The FDA’s fast-track designation for SHP626 in NASH was supported by preclinical and phase 1 studies. The FDA’s fast track is a process designed to facilitate the development and expedite the review of drugs to treat serious conditions and fill an unmet medical need. However, it does not guarantee that the FDA will ultimately approve SHP626 for NASH or the timing of any such approval.
Shire will initiate its phase 2 trial with SHP626 as a randomized, placebo-controlled, double-blind study to evaluate the safety, tolerability, and efficacy of three doses of volixibat over 48 weeks in adult patients with NASH. The phase 2 study will be conducted in the U.S., Canada, and the United Kingdom.
In preclinical and phase 1 studies, the safety, tolerability, and preliminary activity of SHP626 compared to placebo in healthy volunteers, as well as in overweight and obese volunteers, was assessed. The most common adverse events occurring in the phase 1 trials were gastrointestinal in nature, predominantly diarrhea. While this occurred in most patients, it was not considered serious.
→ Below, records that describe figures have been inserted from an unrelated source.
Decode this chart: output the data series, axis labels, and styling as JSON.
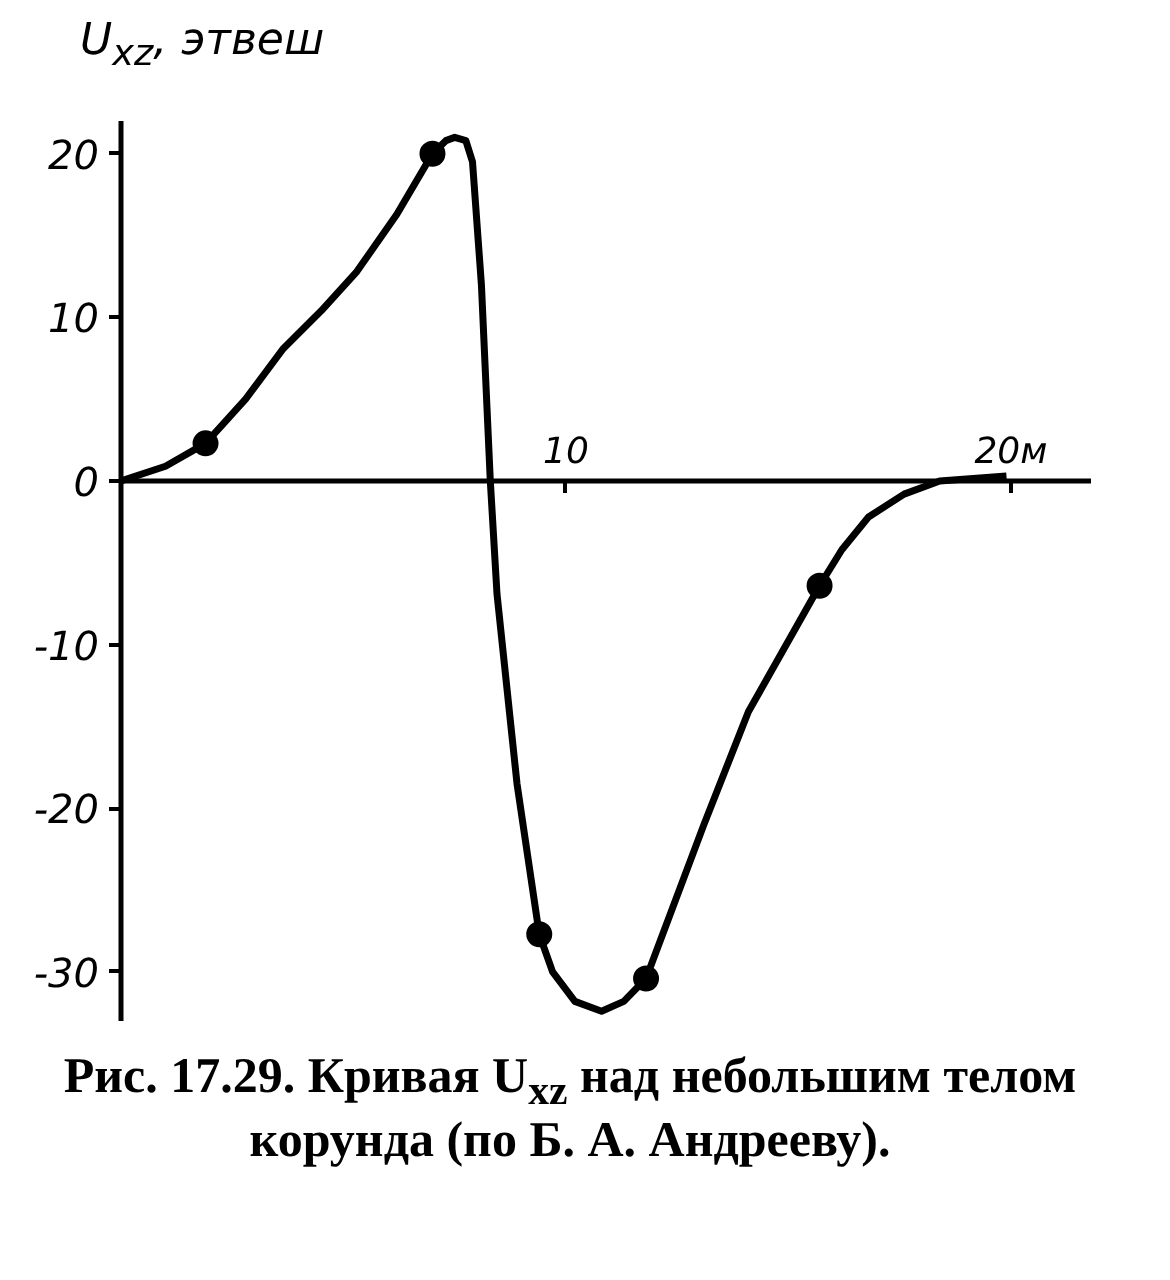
{
  "chart_data": {
    "type": "line",
    "ylabel": "U$_{xz}$, этвеш",
    "annotations": [
      "Рис. 17.29. Кривая U$_{xz}$ над небольшим телом корунда (по Б. А. Андрееву)."
    ],
    "xlim": [
      0,
      21.8
    ],
    "ylim": [
      -33,
      22
    ],
    "xticks": [
      10,
      {
        "value": 20,
        "label": "20м"
      }
    ],
    "yticks": [
      -30,
      -20,
      -10,
      0,
      10,
      20
    ],
    "grid": false,
    "series": [
      {
        "color": "#000000",
        "marker": "none",
        "x": [
          0,
          1,
          1.9,
          2.8,
          3.65,
          4.5,
          5.3,
          6.2,
          7.0,
          7.3,
          7.5,
          7.75,
          7.9,
          8.1,
          8.3,
          8.45,
          8.9,
          9.4,
          9.7,
          10.2,
          10.8,
          11.3,
          11.8,
          13.1,
          14.1,
          15.7,
          16.2,
          16.8,
          17.6,
          18.4,
          19.9
        ],
        "values": [
          0,
          0.9,
          2.3,
          5.0,
          8.1,
          10.4,
          12.8,
          16.3,
          20,
          20.8,
          21,
          20.8,
          19.5,
          12,
          0,
          -6.9,
          -18.5,
          -27.7,
          -30.0,
          -31.8,
          -32.4,
          -31.8,
          -30.4,
          -21,
          -14.1,
          -6.4,
          -4.2,
          -2.2,
          -0.8,
          0,
          0.3
        ]
      },
      {
        "type": "scatter",
        "color": "#000000",
        "marker": "circle",
        "x": [
          1.9,
          7.0,
          9.4,
          11.8,
          15.7
        ],
        "values": [
          2.3,
          20,
          -27.7,
          -30.4,
          -6.4
        ]
      }
    ]
  }
}
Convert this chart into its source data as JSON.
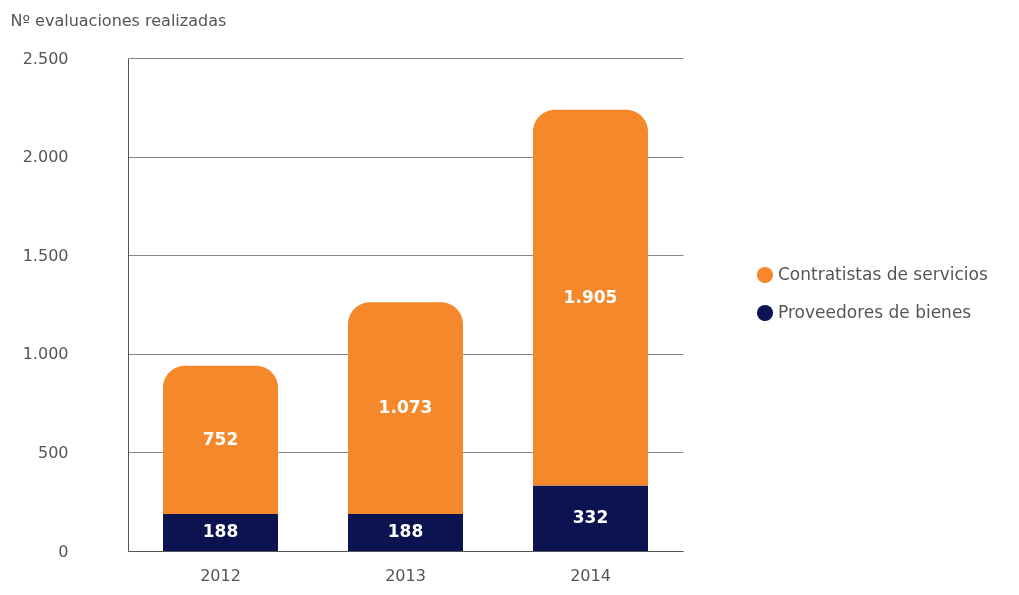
{
  "chart_data": {
    "type": "bar",
    "stacked": true,
    "ylabel": "Nº evaluaciones realizadas",
    "categories": [
      "2012",
      "2013",
      "2014"
    ],
    "series": [
      {
        "name": "Proveedores de bienes",
        "color": "#0b1450",
        "values": [
          188,
          188,
          332
        ],
        "value_labels": [
          "188",
          "188",
          "332"
        ]
      },
      {
        "name": "Contratistas de servicios",
        "color": "#f4882a",
        "values": [
          752,
          1073,
          1905
        ],
        "value_labels": [
          "752",
          "1.073",
          "1.905"
        ]
      }
    ],
    "ylim": [
      0,
      2500
    ],
    "yticks": [
      0,
      500,
      {
        "value": 1000,
        "label": "1.000"
      },
      {
        "value": 1500,
        "label": "1.500"
      },
      {
        "value": 2000,
        "label": "2.000"
      },
      {
        "value": 2500,
        "label": "2.500"
      }
    ],
    "grid": "y",
    "legend": "right"
  }
}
Alanine aminotransferase elevation, a serious adverse event determined to be related to the drug, was reported in one patient, which led to the discontinuation of treatment.
NASH is a type of nonalcoholic fatty liver disease characterized by inflammation and the accumulation of fat in the liver. It can be severe and lead to fibrosis, cirrhosis, liver failure, and liver cancer. There is a steady rise in the prevalence of NASH in the U.S. and globally, and the disease is typically associated with obesity, type-2 diabetes, hypertension, and high cholesterol and triglycerides. NASH is the second leading cause of liver transplantation in U.S. adults and is projected to become the leading cause for liver transplantation if the current trajectory continues.